Sans être ni malin ni bête,
Un paysan n’est pas prophète
Et l’on peut être circonspect
Sans manquer à nul de respect.
Notre imprévoyance nous leurre,
Si j’avais su le jour et l’heure
Qu’il devait entrer à Saint-Flour,
À Gaudeaux j’aurais dit bonjour.
Une erreur est toujours facile,
Tant de gens vont devers la ville,
Je me sens peu d’empressement
À saluer un Allemand…
Si j’avais soupçonné ce fils de l’Armorique,
Venant de visiter le nord de l’Amérique,
Cochinchinois, Persans, Japonais, Esquimaux,
J’aurais tendu la main au courageux Gaudeaux.
Il a vu la ronde machine
De Tunis à la Cochinchine,
De Téhéran à Washington,
Le voici dans notre canton.
Au nom des ruraux, mes dignes confrères,
À l’explorateur des deux hémisphères,
Je clame dans nos paisibles hameaux :
Vive notre Auvergne et Léon Gaudeaux !
Que ce souvenir partout t’accompagne,
Jeune observateur, enfant de la Bretagne.

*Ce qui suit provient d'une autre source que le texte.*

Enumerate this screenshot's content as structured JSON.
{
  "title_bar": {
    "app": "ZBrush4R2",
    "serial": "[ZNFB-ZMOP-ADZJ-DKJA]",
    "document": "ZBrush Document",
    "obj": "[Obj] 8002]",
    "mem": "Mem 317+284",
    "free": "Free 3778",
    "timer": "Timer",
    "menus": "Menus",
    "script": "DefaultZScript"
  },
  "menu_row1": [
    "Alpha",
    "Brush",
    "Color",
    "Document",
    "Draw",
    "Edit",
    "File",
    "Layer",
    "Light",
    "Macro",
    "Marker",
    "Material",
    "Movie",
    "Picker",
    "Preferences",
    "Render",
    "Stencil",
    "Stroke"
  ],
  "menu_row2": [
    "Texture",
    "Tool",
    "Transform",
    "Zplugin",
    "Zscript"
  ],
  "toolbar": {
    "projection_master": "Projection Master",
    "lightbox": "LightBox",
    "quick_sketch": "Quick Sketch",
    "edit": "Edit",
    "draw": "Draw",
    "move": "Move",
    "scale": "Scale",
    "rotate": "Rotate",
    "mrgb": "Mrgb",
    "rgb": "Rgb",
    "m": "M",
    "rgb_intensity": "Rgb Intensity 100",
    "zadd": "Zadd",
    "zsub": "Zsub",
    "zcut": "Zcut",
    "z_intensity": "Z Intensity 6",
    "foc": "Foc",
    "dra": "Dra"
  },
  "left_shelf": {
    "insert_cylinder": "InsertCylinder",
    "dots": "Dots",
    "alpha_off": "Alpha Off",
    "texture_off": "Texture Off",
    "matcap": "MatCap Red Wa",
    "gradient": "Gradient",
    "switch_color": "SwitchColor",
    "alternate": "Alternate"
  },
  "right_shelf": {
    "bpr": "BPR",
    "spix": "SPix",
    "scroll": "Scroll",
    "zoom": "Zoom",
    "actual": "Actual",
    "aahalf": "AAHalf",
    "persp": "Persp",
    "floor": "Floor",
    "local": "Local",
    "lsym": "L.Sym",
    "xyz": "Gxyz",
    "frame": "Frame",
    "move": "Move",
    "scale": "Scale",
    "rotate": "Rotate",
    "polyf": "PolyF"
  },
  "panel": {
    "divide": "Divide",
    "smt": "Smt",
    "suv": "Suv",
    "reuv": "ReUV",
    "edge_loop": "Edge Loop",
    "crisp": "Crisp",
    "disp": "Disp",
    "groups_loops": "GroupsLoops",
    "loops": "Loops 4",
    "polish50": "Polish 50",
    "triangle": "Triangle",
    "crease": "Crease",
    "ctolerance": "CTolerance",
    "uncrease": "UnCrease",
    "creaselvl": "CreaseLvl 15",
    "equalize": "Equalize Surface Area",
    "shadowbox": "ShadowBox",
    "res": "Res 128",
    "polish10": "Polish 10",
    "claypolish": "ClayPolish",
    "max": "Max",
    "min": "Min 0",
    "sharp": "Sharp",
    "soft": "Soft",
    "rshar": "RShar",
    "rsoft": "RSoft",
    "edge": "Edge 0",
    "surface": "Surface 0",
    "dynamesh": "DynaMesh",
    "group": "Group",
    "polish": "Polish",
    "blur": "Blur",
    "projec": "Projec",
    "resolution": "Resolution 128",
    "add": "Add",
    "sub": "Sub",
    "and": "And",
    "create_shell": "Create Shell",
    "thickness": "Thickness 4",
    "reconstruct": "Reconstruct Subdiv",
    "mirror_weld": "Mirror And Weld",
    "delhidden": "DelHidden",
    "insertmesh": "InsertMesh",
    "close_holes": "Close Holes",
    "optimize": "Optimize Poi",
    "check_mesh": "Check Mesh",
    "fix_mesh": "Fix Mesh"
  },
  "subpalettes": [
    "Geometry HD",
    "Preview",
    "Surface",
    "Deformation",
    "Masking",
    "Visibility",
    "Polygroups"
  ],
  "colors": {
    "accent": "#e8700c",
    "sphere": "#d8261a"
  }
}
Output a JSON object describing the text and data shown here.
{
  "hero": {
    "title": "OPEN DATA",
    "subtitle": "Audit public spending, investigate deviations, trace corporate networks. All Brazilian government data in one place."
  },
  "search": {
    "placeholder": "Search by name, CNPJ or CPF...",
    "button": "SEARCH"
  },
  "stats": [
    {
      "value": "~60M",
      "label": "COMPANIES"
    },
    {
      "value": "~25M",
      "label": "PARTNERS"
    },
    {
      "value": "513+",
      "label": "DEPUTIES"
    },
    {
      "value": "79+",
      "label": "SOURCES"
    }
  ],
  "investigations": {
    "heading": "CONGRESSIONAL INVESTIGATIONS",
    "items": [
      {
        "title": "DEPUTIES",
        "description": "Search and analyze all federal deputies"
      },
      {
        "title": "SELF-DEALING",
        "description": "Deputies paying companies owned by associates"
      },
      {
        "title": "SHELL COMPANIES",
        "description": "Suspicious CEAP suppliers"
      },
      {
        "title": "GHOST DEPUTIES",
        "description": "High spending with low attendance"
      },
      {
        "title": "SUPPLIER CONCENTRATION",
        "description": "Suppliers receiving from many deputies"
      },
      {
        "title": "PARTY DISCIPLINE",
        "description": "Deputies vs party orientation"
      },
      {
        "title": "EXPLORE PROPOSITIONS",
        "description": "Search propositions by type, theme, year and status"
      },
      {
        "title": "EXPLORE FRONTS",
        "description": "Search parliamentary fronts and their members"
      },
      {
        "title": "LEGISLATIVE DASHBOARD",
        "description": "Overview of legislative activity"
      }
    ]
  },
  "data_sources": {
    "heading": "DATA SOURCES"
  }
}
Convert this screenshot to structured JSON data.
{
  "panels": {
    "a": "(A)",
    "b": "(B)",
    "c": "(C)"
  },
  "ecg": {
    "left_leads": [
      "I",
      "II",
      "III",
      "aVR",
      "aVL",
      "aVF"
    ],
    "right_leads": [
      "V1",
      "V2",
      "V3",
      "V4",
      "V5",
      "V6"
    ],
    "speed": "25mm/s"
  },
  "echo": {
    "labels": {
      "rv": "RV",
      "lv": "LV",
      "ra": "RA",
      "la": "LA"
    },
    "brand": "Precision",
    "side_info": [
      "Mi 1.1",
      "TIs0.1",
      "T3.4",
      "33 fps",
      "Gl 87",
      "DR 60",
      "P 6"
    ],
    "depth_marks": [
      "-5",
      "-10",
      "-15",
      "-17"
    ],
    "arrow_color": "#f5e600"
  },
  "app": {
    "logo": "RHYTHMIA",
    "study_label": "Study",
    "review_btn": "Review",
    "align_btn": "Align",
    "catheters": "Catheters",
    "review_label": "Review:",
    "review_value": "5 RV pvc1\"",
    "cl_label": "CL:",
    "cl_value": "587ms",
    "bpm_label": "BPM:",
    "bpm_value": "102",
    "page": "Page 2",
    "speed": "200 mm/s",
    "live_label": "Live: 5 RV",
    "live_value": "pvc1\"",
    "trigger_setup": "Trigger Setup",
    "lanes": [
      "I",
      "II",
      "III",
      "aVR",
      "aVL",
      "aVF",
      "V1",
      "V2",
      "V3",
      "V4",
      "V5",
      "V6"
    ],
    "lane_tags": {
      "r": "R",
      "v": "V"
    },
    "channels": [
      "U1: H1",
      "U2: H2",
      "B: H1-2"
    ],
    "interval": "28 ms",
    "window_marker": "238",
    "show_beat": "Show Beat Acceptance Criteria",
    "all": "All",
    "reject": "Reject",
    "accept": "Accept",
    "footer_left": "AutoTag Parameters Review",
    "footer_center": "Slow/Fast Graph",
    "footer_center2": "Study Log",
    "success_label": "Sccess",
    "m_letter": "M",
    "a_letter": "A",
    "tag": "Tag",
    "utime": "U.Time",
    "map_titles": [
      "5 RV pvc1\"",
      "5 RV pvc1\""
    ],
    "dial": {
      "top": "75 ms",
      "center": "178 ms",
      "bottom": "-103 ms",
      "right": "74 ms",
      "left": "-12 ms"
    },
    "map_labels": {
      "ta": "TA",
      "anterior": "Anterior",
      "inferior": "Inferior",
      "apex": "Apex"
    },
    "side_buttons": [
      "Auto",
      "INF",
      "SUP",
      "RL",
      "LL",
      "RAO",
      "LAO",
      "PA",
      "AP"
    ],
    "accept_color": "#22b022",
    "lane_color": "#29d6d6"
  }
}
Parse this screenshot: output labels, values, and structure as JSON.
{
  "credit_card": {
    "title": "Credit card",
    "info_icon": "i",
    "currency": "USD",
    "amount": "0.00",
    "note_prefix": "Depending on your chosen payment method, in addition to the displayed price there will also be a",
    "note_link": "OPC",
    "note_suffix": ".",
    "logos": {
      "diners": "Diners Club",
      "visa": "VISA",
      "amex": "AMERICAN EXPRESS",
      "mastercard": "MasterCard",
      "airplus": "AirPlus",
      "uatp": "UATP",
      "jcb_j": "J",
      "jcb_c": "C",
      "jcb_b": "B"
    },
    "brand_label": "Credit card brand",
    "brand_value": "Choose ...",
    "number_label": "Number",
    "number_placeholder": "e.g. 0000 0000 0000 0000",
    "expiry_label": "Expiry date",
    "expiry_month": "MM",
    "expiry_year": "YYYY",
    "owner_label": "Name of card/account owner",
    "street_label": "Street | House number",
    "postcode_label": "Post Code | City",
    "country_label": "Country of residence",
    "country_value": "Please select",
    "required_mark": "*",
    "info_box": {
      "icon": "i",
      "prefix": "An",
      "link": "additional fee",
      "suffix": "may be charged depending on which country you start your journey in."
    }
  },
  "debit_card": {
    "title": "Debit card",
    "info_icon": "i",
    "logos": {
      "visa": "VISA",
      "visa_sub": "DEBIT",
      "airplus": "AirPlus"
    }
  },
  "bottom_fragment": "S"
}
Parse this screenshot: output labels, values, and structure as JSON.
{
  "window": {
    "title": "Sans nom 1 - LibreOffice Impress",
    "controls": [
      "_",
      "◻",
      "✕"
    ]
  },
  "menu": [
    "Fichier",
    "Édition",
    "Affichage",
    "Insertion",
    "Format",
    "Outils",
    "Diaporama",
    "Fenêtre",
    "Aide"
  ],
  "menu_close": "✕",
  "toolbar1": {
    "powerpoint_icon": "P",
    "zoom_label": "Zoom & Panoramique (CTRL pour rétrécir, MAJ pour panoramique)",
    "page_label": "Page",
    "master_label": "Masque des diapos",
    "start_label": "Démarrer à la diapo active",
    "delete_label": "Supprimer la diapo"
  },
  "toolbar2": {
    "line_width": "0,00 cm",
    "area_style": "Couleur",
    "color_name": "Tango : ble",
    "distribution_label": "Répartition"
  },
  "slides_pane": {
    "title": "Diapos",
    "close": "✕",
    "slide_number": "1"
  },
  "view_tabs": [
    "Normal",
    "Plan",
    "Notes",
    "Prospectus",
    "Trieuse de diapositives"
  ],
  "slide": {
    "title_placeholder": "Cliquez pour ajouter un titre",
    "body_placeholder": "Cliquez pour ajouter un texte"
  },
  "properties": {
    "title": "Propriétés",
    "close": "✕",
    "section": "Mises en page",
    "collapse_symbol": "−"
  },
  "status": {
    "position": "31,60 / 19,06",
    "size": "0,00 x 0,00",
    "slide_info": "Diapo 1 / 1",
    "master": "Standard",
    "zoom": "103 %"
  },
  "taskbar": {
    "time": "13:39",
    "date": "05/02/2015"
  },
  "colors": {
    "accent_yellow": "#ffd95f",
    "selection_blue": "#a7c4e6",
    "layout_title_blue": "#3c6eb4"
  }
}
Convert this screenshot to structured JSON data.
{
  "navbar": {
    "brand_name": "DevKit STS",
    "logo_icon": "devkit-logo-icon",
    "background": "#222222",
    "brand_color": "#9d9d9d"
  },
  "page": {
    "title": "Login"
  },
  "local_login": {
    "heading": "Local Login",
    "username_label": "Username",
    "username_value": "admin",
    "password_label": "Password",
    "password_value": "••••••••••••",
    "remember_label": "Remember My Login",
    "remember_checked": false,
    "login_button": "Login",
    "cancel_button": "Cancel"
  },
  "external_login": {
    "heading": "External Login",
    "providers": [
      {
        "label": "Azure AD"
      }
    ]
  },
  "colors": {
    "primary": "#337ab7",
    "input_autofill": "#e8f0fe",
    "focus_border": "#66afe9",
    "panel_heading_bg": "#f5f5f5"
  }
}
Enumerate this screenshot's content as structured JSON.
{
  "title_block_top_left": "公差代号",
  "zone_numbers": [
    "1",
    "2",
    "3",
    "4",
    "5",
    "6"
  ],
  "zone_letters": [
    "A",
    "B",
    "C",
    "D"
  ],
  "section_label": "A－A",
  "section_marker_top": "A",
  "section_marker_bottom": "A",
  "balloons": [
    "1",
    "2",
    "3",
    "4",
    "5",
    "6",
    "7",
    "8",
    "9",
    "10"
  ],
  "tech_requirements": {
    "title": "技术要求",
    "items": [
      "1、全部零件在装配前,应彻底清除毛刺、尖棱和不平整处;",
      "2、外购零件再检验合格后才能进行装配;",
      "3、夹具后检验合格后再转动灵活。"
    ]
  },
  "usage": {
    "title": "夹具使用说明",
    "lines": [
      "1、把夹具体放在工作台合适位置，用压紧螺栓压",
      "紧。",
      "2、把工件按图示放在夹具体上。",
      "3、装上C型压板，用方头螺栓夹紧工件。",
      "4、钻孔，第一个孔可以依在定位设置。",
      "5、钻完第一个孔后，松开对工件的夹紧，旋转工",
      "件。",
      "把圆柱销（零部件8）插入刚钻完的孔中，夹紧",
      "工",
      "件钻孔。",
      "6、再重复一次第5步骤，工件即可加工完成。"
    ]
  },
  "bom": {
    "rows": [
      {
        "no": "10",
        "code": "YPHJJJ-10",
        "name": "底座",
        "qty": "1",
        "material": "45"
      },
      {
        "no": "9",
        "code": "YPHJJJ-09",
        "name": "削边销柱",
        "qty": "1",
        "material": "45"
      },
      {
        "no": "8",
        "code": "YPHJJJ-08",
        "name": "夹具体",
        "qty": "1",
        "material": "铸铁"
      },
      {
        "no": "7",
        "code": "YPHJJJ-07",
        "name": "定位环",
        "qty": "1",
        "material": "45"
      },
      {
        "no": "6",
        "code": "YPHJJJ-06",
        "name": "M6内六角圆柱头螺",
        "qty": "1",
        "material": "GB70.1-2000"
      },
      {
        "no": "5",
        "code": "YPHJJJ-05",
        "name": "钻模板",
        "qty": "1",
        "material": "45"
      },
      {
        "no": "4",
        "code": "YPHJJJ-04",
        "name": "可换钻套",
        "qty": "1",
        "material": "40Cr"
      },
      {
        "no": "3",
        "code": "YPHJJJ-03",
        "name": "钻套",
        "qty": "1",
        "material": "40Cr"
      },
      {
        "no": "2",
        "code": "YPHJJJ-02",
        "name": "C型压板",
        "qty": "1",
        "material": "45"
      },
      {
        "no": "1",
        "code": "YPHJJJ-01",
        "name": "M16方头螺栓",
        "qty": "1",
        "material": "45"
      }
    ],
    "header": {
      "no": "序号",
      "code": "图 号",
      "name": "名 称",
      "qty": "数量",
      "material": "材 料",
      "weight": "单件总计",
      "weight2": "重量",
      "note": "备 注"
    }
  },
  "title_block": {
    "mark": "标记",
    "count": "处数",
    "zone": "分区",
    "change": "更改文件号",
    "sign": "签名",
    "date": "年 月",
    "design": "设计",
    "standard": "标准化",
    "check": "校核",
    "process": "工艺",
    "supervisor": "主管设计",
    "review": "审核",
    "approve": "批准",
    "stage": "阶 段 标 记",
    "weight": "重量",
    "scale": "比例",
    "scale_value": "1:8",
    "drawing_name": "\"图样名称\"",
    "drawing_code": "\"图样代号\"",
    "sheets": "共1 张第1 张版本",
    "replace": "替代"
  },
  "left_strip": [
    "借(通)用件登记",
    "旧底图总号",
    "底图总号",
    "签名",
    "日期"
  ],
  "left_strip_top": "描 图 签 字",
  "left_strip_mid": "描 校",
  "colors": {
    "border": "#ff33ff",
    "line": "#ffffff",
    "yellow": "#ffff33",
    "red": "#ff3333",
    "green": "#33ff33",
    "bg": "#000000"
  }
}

Souviens-toi longtemps des vals et des monts
De notre Cantal que tant nous aimons ! …
Racontaràs un jorn aval dedins ta vila
Que z-as vist Garrabí, Sant-Flor e Tanavela.
Te vòle pas laissar partir de mon país
Sans prene un sovenir del monde que z-as vist.
Quò’s mes vèrs. ‘Quí los as, ne’n pòde pas mai faire,
Soi coma o sabes ben un trace de lauraire.
Çò que dòna un boièr o dòna de bòn cuer.
Bòn voiatge, adieussiatz, que te pòrton bonuer !...
5 mars 1899 P. NORIB,
Poésies de Norib, p 616 (Éditions du Convise)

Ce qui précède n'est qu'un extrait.